Monday, May 26, 2014

The Normal Heart - Thoughts and Reflections


The husband and I watched "The Normal Heart" on HBO and found the movie to be not only well done but emotionally gripping.  The two of us were in very different places in our lives during the time period covered in the film.  He was in a relationship with his first partner while I was married to a woman and living in the suburbs, first in Houston and then in Virginia Beach.   The husband knew individuals who were lost to AIDS whereas, I was isolated and largely detached from the horrors that were happening.  The reaction by many in the straight community - that gays were diseased and to be avoided - likely deepened my subconscious resolve that I could never, ever face the reality of who I was.  The result of the reaction of the straight world was that thousands died with little or no support and research to battle HIV/AIDS was delayed. 

One of the most disturbing aspects of the film was in the closing credits when it acknowledged that Ronald Reagan did not first utter the term AIDS in public until 1985 when he pledged to make research a priority.  The next sentence then states that his 1986 budget instead cut funding by 11%.  To far too many, HIV/AIDS did not matter because it was perceived to be happening only to gays, a group reviled by the "Godly Christian" crowd and deemed "other."  That heterosexuals in Africa were contracting it and dying too did not seem to matter, probably because of white American racism that relegated African blacks to realm of "other" as well.  Its the mindset we still see from the conservatives and angry white conservative Christians: if you don't look just like me and don't hold my beliefs, then you simply do not matter.  Indeed, you're not even human.  Behind much of this is the ever present poison of religious belief.

Much has changed since the early 1980's, but one thing has not: many continue to die and far too many Americans simply do not care.  In the Hampton Roads area, HIV/AIDS is a crisis within the black community, yet many black churches and black pastors continue to refuse to face the crisis much less cease their rampant homophobia which continues to cause black men to be "on the down low" and/or fail to seek testing and treatment.  Elton John has an op-ed at CNN that looks at the ongoing problem and the still deadly disinterest that too many hold toward HIV/AIDS.   Here are highlights:

"The Normal Heart," written by my friend, the brilliant playwright Larry Kramer, and based on his story during the earliest days of the AIDS epidemic, tells a tale that many of us lived through, and many others did not survive. It's as relevant today as an HBO movie as when it premiered on the stage in New York City in 1985.

Back then, The New York Times refused to print the word "gay," and New York Mayor Ed Koch was agonizingly slow to respond to the unfolding epidemic. Fear was everywhere. Around the country, family members shunned infected relatives, doctors were afraid to touch AIDS patients, let alone treat them, and hospital wards filled up with young men covered in lesions, dying excruciating deaths. I've almost lost track of the number of funerals I went to in those years. My friends were dying all around me -- I'm lucky that I somehow survived.

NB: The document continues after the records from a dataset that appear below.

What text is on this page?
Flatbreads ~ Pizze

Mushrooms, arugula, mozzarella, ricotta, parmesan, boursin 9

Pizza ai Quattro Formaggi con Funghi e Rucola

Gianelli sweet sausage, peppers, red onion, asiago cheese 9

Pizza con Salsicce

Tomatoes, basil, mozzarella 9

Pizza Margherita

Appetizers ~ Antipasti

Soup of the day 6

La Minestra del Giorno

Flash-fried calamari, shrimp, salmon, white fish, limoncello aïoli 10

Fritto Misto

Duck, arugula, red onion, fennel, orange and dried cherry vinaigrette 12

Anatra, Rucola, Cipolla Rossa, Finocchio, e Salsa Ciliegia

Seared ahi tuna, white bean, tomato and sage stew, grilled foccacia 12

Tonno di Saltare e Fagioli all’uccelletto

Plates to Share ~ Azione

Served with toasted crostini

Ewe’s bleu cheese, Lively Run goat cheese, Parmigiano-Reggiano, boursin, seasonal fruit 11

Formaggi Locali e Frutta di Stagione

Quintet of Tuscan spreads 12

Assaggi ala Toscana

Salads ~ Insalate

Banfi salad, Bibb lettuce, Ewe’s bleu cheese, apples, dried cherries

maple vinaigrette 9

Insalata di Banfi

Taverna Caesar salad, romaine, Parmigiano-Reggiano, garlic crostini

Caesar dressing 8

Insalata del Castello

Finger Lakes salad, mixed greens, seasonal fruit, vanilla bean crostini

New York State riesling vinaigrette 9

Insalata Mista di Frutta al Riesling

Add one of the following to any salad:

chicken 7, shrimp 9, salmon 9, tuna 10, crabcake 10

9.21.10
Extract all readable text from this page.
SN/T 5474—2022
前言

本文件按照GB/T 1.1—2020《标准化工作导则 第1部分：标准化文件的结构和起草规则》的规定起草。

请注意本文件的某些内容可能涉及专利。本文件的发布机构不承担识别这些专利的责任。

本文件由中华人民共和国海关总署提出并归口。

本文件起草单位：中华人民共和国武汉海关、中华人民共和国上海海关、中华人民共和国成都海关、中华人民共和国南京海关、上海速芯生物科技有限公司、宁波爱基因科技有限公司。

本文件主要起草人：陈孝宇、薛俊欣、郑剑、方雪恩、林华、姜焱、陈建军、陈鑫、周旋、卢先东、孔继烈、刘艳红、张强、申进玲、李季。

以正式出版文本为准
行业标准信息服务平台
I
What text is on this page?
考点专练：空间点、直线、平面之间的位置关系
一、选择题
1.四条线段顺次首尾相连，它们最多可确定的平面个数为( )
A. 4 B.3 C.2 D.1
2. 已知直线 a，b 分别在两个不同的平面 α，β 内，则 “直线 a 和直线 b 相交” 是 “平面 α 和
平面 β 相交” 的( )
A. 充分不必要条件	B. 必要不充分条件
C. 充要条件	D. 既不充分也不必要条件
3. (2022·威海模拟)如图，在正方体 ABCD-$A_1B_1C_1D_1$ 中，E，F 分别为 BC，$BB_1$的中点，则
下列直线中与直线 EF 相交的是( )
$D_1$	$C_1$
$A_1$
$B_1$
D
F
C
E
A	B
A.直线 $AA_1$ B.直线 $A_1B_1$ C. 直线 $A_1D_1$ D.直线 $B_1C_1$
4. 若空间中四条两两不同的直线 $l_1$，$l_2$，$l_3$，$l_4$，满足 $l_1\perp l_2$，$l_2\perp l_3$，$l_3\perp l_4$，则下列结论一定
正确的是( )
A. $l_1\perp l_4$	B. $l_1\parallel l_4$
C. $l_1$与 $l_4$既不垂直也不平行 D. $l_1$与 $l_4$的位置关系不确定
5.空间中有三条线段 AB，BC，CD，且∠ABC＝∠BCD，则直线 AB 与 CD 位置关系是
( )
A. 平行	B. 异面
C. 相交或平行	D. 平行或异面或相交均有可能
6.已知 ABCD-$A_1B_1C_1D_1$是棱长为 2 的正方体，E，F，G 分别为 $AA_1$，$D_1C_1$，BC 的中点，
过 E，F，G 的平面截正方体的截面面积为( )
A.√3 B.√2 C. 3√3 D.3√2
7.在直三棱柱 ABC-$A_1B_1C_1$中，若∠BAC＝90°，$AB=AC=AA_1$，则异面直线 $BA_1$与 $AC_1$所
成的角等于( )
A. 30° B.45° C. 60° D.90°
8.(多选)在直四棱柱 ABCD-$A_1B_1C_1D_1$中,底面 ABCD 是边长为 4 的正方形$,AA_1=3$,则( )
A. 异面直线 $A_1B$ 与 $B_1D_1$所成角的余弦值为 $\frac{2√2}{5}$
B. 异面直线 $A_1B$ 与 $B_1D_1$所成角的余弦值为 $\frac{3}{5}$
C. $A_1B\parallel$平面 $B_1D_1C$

ACT UP, the coalition that Larry founded to address the crisis, coined the phrase "silence equals death" as its rallying cry, and it was no exaggeration. By the end of 1983, AIDS had claimed 2,100 lives, but the government would hardly acknowledge that anything was awry. I can't help but wonder, if those in power had cared more, if they had done more, perhaps we could have ended this epidemic before it began to circle the globe. But they didn't care, they didn't act, and 36 million people have died of AIDS since.

Worldwide, another than 1.6 million people will die of AIDS this year

Today, African-Americans represent 12% of the national population, but they account for 44% of Americans living with HIV, according to the Centers for Disease Control and Prevention. Gay and bisexual men comprise only 2% of the American population, but they represented 30% of the nation's HIV infections in 2010.

The crisis is particularly acute in the American South, where homophobia is rampant.

I hope HBO's production of "The Normal Heart" will compel a new generation to act up. There is so much work still to be done, but there's also so much potential. The characters in "The Normal Heart," living as they did in the 1980s, didn't understand what they or their friends were dying of, and they didn't have treatments to manage the disease. They hardly knew how to protect themselves.

Today, we know how to protect everyone, and we have the ability to treat every single person living with HIV. . . . Today, as ever, silence equals death.

[W]e must speak out against injustice, act with compassion, and fight for equality.  If enough of us raise our voices, we can finally begin to end this epidemic.
Just imagine if the millions and millions of dollars spent by "family values groups," the Mormon Church, the Catholic Church and the Knights of Columbus to keep gays inferior under the law had been spent instead on HIV/AIDS prevention, education and treatment how many more might be saved from HIV?AIDS.  The "godly Christians" continue to be the strongest argument available as to why one would not want to be deemed a Christian. 
 
Readers - especially straight readers - need to watch The Normal Heart.  It should be required viewing for Republicans in particular.